Altaarsteen uit Stonehenge kwam per boot uit Schotland, 750 km verderop

De centrale ‘altaarsteen’ van Stonehenge, waar midzomer bij zonsopgang zo mooi het zonlicht op valt, komt helemaal uit Schotland, 750 kilometer naar het noorden van het Zuid-Engelse Salisbury Plain, waar de grote prehistorische steencirkel ligt.

De geologische toewijzing van de steen aan het zogenoemde old red sandstone (oude rode zandsteen) uit Noordoost-Schotland is een nieuwe aanwijzing voor de grote onderlinge contacten tussen ver van elkaar gelegen gebieden in de late steentijd.
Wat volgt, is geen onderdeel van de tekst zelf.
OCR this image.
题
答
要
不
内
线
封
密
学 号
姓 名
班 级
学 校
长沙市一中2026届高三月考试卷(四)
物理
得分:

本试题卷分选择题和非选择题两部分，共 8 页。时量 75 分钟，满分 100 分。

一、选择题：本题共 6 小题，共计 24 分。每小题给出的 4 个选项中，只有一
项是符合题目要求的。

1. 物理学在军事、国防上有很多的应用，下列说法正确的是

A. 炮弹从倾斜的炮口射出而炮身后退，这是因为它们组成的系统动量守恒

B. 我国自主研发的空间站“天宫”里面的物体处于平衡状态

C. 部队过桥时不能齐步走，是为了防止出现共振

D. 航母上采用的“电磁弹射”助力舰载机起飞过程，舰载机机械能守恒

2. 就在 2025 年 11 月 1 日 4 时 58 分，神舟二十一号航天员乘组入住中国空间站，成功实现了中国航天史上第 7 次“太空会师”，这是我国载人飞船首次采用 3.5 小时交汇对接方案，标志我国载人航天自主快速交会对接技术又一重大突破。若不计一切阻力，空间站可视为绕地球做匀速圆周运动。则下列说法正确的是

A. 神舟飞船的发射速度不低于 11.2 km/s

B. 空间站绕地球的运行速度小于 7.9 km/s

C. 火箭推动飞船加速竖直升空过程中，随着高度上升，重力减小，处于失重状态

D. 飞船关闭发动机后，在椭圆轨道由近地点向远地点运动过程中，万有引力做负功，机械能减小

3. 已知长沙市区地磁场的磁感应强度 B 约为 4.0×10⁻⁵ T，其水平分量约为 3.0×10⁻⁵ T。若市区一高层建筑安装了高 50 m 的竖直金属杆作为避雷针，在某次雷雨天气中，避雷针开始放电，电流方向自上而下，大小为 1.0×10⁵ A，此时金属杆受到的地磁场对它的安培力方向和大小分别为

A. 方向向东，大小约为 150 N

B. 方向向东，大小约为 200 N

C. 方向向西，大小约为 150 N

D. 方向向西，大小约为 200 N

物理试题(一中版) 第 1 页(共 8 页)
De steen is waarschijnlijk op een boot of een vlot naar het zuiden vervoerd, geen geringe opgave in de ruwe wateren van de Noordzee, zo schrijft een team van Britse en Australische geologen en archeologen deze week in Nature.

De altaarsteen ligt plat, onder twee grotere zogeheten sarsen-stenen.
Foto Nick Pearce, Aberystwyth University

De gebroken steen van vier bij één bij een halve meter wordt altaarsteen genoemd omdat hij al sinds mensenheugenis plat op de grond ligt – er zijn zelfs andere stenen half overheen gevallen – maar waarschijnlijk stond hij van oorsprong overeind, toen dat deel van Stonehenge gebouwd werd rond 2500 v.Chr.

Het was al bekend dat de kleinere ‘blauwe stenen’ uit de binnenste ringen van Stonehenge uit de Preseli-heuvels in Wales kwamen, 250 km verderop. Een paar jaar geleden werd ook bekend dat een aantal van die stenen al eerder deel uitmaakten van een steencirkel in diezelfde regio in Wales. De grotere zogeheten sarsen-stenen komen van dichterbij, slechts 25 km van Stonehenge. De altaarsteen is ook een blauwe steen, zij het iets groter dan de andere. Altijd was de overtuiging dat die ook wel uit Wales zou komen, maar heel sterk was die overtuiging niet door allerlei geologische verschillen met stenen uit dat gebied. Op basis van precieze kenmerken en dateringen van de steen en de ingevangen resten van oudere steensoorten (detrital grains) in de steen hebben geologen vastgesteld dat hij vrijwel zeker afkomstig moet zijn uit het Grampian Terrane in Noordoost-Schotland.

Een steen van zes ton

Dat is ver weg. Verplaatsing door gletsjerijs wordt door de geologen uitgesloten, het moet door mensen gedaan zijn. Maar hoe? Transport over land, door het dichtbeboste Brittannië van de steentijd, met ook de veel dwarsliggende oost-westrivieren, lijkt de onderzoekers onwaarschijnlijk.

Overzee dus, denken ze. Veel details van die mogelijke reis met een zes ton zware steen geven ze niet, zuidwaarts over de Noordzee en dan stroomopwaarts de Theems op tot in de buurt van het huidige Swindon, 40 km ten noorden van Stonehenge? Ze wijzen er wel op dat er op dat moment, 2500 v.Chr., al duizenden jaren scheepvaart rond de Britse eilanden bestaat, al is weinig bekend over de precieze boottypen. Huidenboten (currachs en coracles) en uitgeholde boomstammen liggen voor de hand, maar die hebben niet genoeg draagkracht voor zes ton altaarsteen. De oudst bekende boten van houten planken zijn uit ongeveer 1500 v.Chr, ruim tien meter lang, gevonden bij onder meer Southampton en in de monding van de Humber.

Uit de Grote Oceaan is bekend dat tussen de Polynesische eilanden in de prehistorie stenen van vele tonnen werden vervoerd op ingenieuze vlotten met zijliggers tegen het omslaan. Een sinecure kan het nooit zijn geweest. In het jaar 2000 werd een archeologisch experiment gedaan met vervoer van een blauwe steen uit Pembroke in Wales. De bedoeling was om via de Milford Haven Waterway en het Kanaal van Bristol oostwaarts te varen. Maar na amper vijf kilometer varen glipte de steen al uit de touwen tussen twee boten en verdween in de diepte. Zoals de archeoloog Mike Parker Pearson schreef in zijn boek Stonehenge, a new understanding (2013): „Uiteindelijk hebben 80 blauwe stenen het ooit gehaald tot Stonehenge, maar hoeveel zijn dan niet onderweg verloren gegaan? Zou de bodem van Milford Haven er dan niet vol mee moeten liggen?”